– Мне стали сниться вещие сны, – доверительно сообщила Ирочка Рудневу. – А после, уже наяву, происходит то, что я видела во сне. Сегодня мне приснилось, что мы с вами расстались. Так что я уезжаю.
– Вы не можете вот так взять и уехать, – нахмурился Руднев.
– Могу, – ответила Ирочка и направилась к выходу.
– И вы уверены, что поступаете правильно? – сказал ей вслед Руднев.
Ирочка не ответила. Она открыла дверь и навсегда исчезла для Руднева в этом огромном мире.
На улице было раннее утро. Светило солнце. Пели птицы. С моря дул тёплый ветерок. Ирочка села в свою вишнёвую машинку и поехала. Ехать было одно удовольствие. Положив в рот шоколадную конфетку, Ирочка включила музыку. «Мир прекрасен, пока ты в нём существуешь», – пела певица.
У церквушки с жёлтыми куполами Ирочка остановилась. Молодой священник приветливо улыбнулся Ирочке.
– Здравствуйте, – сказала ему Ирочка серьёзно. – Я – богоискательница, Бога ищу. Вы случайно не знаете, где его найти?
– Случайно знаю, – ответил священник всё с той же приветливой улыбкой.
– И где же?.. – тоже улыбнулась Ирочка.
– Да вот он, – священник указал на маленькую птичку, сидящую на ветке.

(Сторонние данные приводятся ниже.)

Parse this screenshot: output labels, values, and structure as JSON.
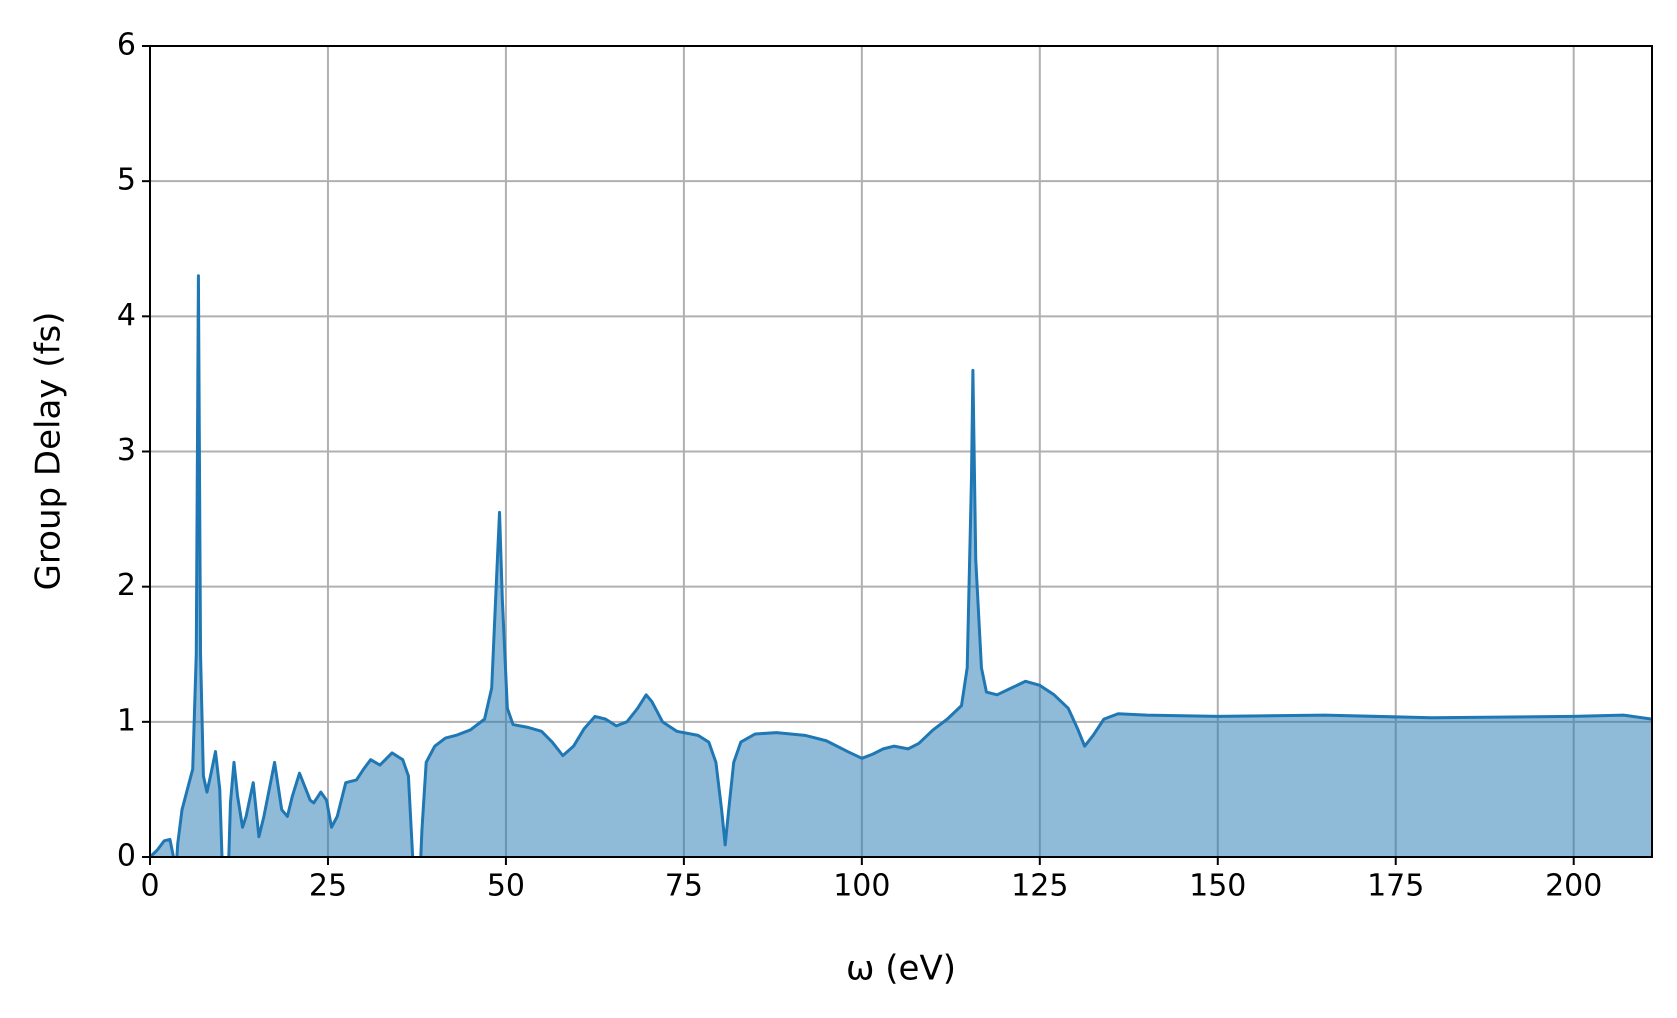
{
  "chart_data": {
    "type": "area",
    "xlabel": "ω (eV)",
    "ylabel": "Group Delay (fs)",
    "xlim": [
      0,
      211
    ],
    "ylim": [
      0,
      6
    ],
    "xticks": [
      0,
      25,
      50,
      75,
      100,
      125,
      150,
      175,
      200
    ],
    "yticks": [
      0,
      1,
      2,
      3,
      4,
      5,
      6
    ],
    "grid": true,
    "series": [
      {
        "color": "#1f77b4",
        "x": [
          0,
          1,
          2,
          2.8,
          3.3,
          3.4,
          3.9,
          4.5,
          5.5,
          6,
          6.5,
          6.8,
          7.1,
          7.5,
          8,
          8.5,
          9.2,
          9.8,
          10.3,
          10.9,
          11.3,
          11.8,
          12.3,
          13,
          13.5,
          14.5,
          15.3,
          16,
          17.5,
          18.5,
          19.3,
          20,
          21,
          22.5,
          23,
          24,
          24.8,
          25.5,
          26.3,
          27.5,
          29,
          30,
          31,
          32.3,
          34,
          35.5,
          36.3,
          36.9,
          37.3,
          37.8,
          38.2,
          38.8,
          40,
          41.5,
          43,
          45,
          47,
          48,
          48.8,
          49.1,
          49.5,
          50.2,
          51,
          53,
          55,
          56.5,
          58,
          59.5,
          61,
          62.5,
          64,
          65.5,
          67,
          68.5,
          69.7,
          70.5,
          72,
          74,
          77,
          78.5,
          79.5,
          80.3,
          80.8,
          81.3,
          82,
          83,
          85,
          88,
          92,
          95,
          98,
          100,
          101.5,
          103,
          104.5,
          106.5,
          108,
          110,
          112,
          114,
          114.8,
          115.4,
          115.6,
          116,
          116.8,
          117.5,
          119,
          121,
          123,
          125,
          127,
          129,
          130.3,
          131.3,
          132.5,
          134,
          136,
          140,
          150,
          165,
          180,
          200,
          207,
          211
        ],
        "values": [
          0,
          0.05,
          0.12,
          0.13,
          0,
          -0.3,
          0.1,
          0.35,
          0.55,
          0.65,
          1.5,
          4.3,
          1.5,
          0.6,
          0.48,
          0.6,
          0.78,
          0.5,
          -0.3,
          -0.3,
          0.4,
          0.7,
          0.45,
          0.22,
          0.3,
          0.55,
          0.15,
          0.3,
          0.7,
          0.35,
          0.3,
          0.45,
          0.62,
          0.42,
          0.4,
          0.48,
          0.42,
          0.22,
          0.3,
          0.55,
          0.57,
          0.65,
          0.72,
          0.68,
          0.77,
          0.72,
          0.6,
          0,
          -0.3,
          -0.3,
          0.2,
          0.7,
          0.82,
          0.88,
          0.9,
          0.94,
          1.02,
          1.25,
          2.2,
          2.55,
          1.9,
          1.1,
          0.98,
          0.96,
          0.93,
          0.85,
          0.75,
          0.82,
          0.95,
          1.04,
          1.02,
          0.97,
          1.0,
          1.1,
          1.2,
          1.15,
          1.0,
          0.93,
          0.9,
          0.85,
          0.7,
          0.35,
          0.09,
          0.35,
          0.7,
          0.85,
          0.91,
          0.92,
          0.9,
          0.86,
          0.78,
          0.73,
          0.76,
          0.8,
          0.82,
          0.8,
          0.84,
          0.94,
          1.02,
          1.12,
          1.4,
          2.8,
          3.6,
          2.2,
          1.4,
          1.22,
          1.2,
          1.25,
          1.3,
          1.27,
          1.2,
          1.1,
          0.95,
          0.82,
          0.9,
          1.02,
          1.06,
          1.05,
          1.04,
          1.05,
          1.03,
          1.04,
          1.05,
          1.02
        ]
      }
    ]
  }
}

– Ты Бог? – спросила Ирочка у птички.
– Фьюти-фьюти-фью… – ответила ей птичка, вспорхнула и улетела.
Однажды осенним дождливым днём Пищалкин зашёл к одному старику, недавно умершему.
– Холодно на улице? – спросил старик вместо приветствия.
– Да нет, – ответил Пищалкин. – Но этот дурацкий ветер…
Пищалкина всегда раздражал ветер.
Старик рассеянно перебирал снимки, разбросанные по столу. До своего ухода он работал фотографом. Пищалкин тоже взглянул. На одном из снимков – пустынный дворик. На другом – тот же самый дворик, и тоже пустынный.
– Меня интересует пустынность, – сказал старик.
Пищалкин ничего не ответил. Он подумал, что, пожалуй, не стоило сегодня приходить к старику. Именно на минуты этого визита пришёлся упадок духа. Невесть откуда явилась апатия…
Старику, как видно, тоже не хотелось разговаривать. Но о чём-то же надо было говорить, раз уж они сидели друг против друга.
– А вы сегодня ходили… – начал Пищалкин.
– Нет, – тут же ответил старик.
– Я же ещё не сказал – куда.
– Я сегодня никуда не ходил, – ответил старик.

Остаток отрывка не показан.